Personal info of 48 million-plus consumers exposed in T-Mobile breach

A major U.S. wireless provider with more than 3,200 retail stores is acknowledging a significant cyberattack that revealed some sensitive consumer information.

In an online press release, T-Mobile said it has been “urgently investigating” a “highly sophisticated” cyberattack against its systems. 

While its investigation is still underway, T-Mobile is confirming that the data stolen from its systems encompassed personal information, including first and last names, date of birth, Social Security number, and driver’s license/ID information for a subset of current and former post-pay customers and prospective T-Mobile customers.

T-Mobile says it has no indication that the data contained in the stolen files included any customer financial information, credit card information, debit or other payment information. The company also says no phone numbers, account numbers, PINs, or passwords were compromised in any breached files of post-pay customers or prospective customers.

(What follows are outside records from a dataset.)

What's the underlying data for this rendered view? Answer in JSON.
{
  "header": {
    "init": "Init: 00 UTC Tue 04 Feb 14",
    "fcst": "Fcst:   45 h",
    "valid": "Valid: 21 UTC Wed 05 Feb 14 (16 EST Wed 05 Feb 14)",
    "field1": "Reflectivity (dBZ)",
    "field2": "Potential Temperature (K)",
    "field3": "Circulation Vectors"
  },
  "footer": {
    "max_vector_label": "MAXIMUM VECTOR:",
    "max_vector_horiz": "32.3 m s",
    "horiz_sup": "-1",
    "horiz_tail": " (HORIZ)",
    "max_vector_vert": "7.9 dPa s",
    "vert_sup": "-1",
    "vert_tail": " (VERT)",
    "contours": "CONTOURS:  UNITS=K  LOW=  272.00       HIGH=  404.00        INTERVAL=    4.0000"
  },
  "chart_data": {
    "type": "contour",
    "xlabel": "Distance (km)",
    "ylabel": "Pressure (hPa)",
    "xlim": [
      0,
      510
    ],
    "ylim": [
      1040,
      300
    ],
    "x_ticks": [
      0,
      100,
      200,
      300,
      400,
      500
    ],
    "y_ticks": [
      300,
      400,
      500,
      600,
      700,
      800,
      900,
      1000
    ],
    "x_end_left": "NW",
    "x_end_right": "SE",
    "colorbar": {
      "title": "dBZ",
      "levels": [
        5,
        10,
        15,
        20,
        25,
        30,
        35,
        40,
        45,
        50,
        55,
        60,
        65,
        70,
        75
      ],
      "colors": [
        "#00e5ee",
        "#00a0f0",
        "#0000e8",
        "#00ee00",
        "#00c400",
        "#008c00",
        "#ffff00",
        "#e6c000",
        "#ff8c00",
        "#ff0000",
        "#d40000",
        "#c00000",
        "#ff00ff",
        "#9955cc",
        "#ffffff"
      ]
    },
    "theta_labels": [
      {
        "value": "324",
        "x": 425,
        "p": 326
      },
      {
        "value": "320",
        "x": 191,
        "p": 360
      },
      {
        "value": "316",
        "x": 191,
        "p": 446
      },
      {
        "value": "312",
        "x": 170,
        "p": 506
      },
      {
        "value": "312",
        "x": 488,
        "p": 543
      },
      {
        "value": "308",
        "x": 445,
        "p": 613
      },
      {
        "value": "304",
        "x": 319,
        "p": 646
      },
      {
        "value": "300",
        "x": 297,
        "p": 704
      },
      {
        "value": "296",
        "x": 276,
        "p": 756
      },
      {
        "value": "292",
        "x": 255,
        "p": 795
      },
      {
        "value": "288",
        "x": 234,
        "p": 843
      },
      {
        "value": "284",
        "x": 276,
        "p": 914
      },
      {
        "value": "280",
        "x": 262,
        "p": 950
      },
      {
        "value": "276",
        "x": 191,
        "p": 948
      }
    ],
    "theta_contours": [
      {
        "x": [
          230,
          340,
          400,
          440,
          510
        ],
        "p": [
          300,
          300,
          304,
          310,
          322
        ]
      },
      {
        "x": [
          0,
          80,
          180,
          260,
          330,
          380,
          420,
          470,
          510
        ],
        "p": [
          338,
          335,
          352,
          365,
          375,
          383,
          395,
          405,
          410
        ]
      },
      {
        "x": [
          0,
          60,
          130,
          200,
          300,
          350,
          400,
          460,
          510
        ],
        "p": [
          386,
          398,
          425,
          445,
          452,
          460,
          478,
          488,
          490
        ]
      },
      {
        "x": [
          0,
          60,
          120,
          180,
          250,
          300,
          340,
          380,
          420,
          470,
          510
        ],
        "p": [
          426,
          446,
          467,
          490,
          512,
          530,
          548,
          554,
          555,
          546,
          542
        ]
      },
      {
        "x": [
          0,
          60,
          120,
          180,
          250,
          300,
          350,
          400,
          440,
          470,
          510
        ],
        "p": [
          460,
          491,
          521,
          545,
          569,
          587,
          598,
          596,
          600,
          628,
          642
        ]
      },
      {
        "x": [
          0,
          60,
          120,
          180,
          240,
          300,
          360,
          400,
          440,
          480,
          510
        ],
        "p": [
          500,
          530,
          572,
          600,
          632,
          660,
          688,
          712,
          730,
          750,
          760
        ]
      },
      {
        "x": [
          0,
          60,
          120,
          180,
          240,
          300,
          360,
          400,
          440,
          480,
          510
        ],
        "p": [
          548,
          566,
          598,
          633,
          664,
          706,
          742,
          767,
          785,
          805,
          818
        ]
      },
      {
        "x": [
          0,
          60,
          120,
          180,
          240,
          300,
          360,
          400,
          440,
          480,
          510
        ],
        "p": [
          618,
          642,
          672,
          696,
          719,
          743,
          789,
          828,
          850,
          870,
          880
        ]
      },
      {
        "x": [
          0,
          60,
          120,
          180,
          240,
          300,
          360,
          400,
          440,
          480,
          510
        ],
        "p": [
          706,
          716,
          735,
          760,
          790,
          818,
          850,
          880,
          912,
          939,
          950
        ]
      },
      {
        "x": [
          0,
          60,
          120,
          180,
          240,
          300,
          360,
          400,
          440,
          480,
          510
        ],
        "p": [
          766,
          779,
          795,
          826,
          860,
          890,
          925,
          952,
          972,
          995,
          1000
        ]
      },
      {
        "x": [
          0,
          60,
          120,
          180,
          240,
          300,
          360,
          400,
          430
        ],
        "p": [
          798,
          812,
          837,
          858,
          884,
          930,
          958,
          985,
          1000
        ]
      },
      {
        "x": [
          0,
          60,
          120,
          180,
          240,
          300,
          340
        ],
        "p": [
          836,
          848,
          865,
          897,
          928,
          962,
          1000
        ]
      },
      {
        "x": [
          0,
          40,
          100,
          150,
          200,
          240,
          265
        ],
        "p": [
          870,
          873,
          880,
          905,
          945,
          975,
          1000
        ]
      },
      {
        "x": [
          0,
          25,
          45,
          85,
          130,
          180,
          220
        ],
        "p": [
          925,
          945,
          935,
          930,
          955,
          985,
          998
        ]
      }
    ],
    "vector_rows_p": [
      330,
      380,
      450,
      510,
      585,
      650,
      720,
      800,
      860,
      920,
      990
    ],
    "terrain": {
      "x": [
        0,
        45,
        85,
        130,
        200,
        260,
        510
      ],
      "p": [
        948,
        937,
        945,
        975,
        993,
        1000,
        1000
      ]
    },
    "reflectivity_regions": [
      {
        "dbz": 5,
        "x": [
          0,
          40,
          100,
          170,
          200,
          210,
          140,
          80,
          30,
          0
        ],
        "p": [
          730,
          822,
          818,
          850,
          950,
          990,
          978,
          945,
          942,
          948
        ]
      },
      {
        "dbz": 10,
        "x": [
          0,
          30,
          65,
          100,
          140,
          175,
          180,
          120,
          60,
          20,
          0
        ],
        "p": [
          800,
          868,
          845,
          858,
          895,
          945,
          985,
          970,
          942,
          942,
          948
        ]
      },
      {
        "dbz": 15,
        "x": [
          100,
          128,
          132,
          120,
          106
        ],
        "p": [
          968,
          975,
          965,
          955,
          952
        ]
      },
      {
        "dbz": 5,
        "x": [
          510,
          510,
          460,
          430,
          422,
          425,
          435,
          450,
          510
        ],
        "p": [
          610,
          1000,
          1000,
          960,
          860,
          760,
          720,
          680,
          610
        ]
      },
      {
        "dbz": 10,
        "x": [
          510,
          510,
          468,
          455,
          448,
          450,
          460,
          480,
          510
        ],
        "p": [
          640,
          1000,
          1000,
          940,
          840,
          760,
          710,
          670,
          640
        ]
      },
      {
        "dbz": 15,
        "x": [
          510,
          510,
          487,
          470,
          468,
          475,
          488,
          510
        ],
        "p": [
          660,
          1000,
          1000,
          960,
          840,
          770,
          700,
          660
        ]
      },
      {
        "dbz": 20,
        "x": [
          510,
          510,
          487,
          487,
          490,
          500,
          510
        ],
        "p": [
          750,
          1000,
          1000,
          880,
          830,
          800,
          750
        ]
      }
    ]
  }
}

While its investigation is still underway, T-Mobile is confirming that the data stolen from its systems encompassed personal information, including first and last names, date of birth, Social Security number, and driver’s license/ID information for a subset of current and former post-pay customers and prospective T-Mobile customers.

Preliminary analysis indicates approximately 7.8 million current T-Mobile postpaid customer accounts’ information appears to be contained in the stolen files, as well as just over 40 million records of former or prospective customers who had previously applied for credit with T-Mobile. 

In addition, T-Mobile says approximately 850,000 active T-Mobile prepaid customer names, phone numbers and account PINs were also exposed. The company has already proactively reset all of the PINs on these accounts, and says it will be notifying accordingly right away. No Metro by T-Mobile, former Sprint prepaid, or Boost customers had their names or PINs exposed.

Late in the week of Aug. 9, the company was informed of claims made in an underground online forum that a bad actor had compromised its systems. According to T-Mobile, it immediately began investigating the claims and brought in cybersecurity experts to help assess the situation. As a result, the company located and closed the access point it believes the hackers used for illegal entry into its servers.

On Tuesday, Aug. 17, the company verified that a subset of T-Mobile data had been accessed by unauthorized individuals. It also began coordination with law enforcement as its forensic investigation continued.

As a result, T-Mobile says it will shortly contact affected consumers to outline that T-Mobile is immediately offering two years of free identity protection services with McAfee’s ID Theft Protection Service. The company is also recommending all T-Mobile postpaid customers proactively change their PIN, despite the fact that the company has no knowledge that any postpaid account PINs were compromised.

“We take our customers’ protection very seriously and we will continue to work around the clock on this forensic investigation to ensure we are taking care of our customers in light of this malicious attack,” T-Mobile said in the press release. “While our investigation is ongoing, we wanted to share these initial findings even as we may learn additional facts through our investigation that cause the details above to change or evolve.”

A recent study from Verizon indicates that 84% of retail threat actors in recorded breaches were external, 17% were internal, 2% consisted of multiple external/internal actors, and 1% were retail partners. Unsurprisingly, 99% of retail breaches recorded by Verizon were financially motivated, while espionage drove the remaining 1%.

Security expert Uriel Maimon, senior director of emerging technologies at cybersecurity company Perimeter X, told Chain Store Age that once breached information is “out in the wild,” it can be used and repurposed for multiple uses for years to come.
 
“Most states in the U.S. require companies that know they have been breached to inform the victims,” said Maimon. “This means that if T-Mobile does indeed know there has been a disclosure of personal information, then they cannot remain indefinitely silent and still remain in compliance with the law. 

“This underscores an issue with security today,” Maimon continued. “Even if the reason for the data leak is not a failure of security controls, but an account takeover that occurs as the result of a breach, the reporting obligation and reputational damage still falls on the business. This means that a major breach like this could have knock-on effects not only for the millions of victims, but for hundreds or thousands of businesses where this data is going to be used for creation of synthetic identities or identity theft and account takeover.”